Bell, Gase said, has been a little easier to coax.

“The one conversation we had about it, he said, whatever you tell me you want to do, that’s what we’ll do,” Gase said. “He’s been outstanding in that area.”

Naturally, time will tell if that will continue, were Gase to hold out Bell once the preseason games begin. Despite missing last season, Bell has not been shy about his ardent desire to return to the playing field. He was, after all, the guy who apologized to fantasy football owners who drafted him last year, and told them it would be worth their while to draft him in the first round this season.

“As long as this offense does what this offense can do, I feel like anybody can be a No. 1 fantasy guy, because we have so much talent,” he said last week.

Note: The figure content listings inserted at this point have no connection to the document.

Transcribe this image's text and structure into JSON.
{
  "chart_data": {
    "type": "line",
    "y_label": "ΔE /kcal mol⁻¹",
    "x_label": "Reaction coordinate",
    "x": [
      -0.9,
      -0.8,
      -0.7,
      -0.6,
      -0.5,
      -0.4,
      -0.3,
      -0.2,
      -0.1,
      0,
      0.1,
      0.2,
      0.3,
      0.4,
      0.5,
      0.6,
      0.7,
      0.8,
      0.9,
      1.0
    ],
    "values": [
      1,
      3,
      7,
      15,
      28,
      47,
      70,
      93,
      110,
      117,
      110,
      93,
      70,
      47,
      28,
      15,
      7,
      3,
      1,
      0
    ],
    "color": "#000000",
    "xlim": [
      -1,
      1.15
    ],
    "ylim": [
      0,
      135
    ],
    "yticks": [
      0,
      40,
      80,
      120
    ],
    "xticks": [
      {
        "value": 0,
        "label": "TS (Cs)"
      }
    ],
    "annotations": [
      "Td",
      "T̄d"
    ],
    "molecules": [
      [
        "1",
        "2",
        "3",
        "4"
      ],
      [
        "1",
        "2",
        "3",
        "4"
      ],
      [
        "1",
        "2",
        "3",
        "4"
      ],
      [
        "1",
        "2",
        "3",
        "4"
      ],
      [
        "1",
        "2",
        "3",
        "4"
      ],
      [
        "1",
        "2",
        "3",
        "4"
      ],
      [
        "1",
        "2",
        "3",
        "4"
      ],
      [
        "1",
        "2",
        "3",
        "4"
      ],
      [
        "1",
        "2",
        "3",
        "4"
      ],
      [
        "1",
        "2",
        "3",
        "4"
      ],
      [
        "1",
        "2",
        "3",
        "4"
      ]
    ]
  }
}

Certainly, he’d be a good get if past performance is any indication: three Pro Bowls and three years of 1,200 yards or more.

“He’s a hard worker,” Jamal Adams said of Bell, who he often has been tasked with containing during this training camp. “Everybody sees that. But he’s a guy that can run all the routes, he can catch the ball and that’s what makes him dangerous. Not only that, he can definitely pass block.”

Now Bell’s just got to wait for the right time to do it.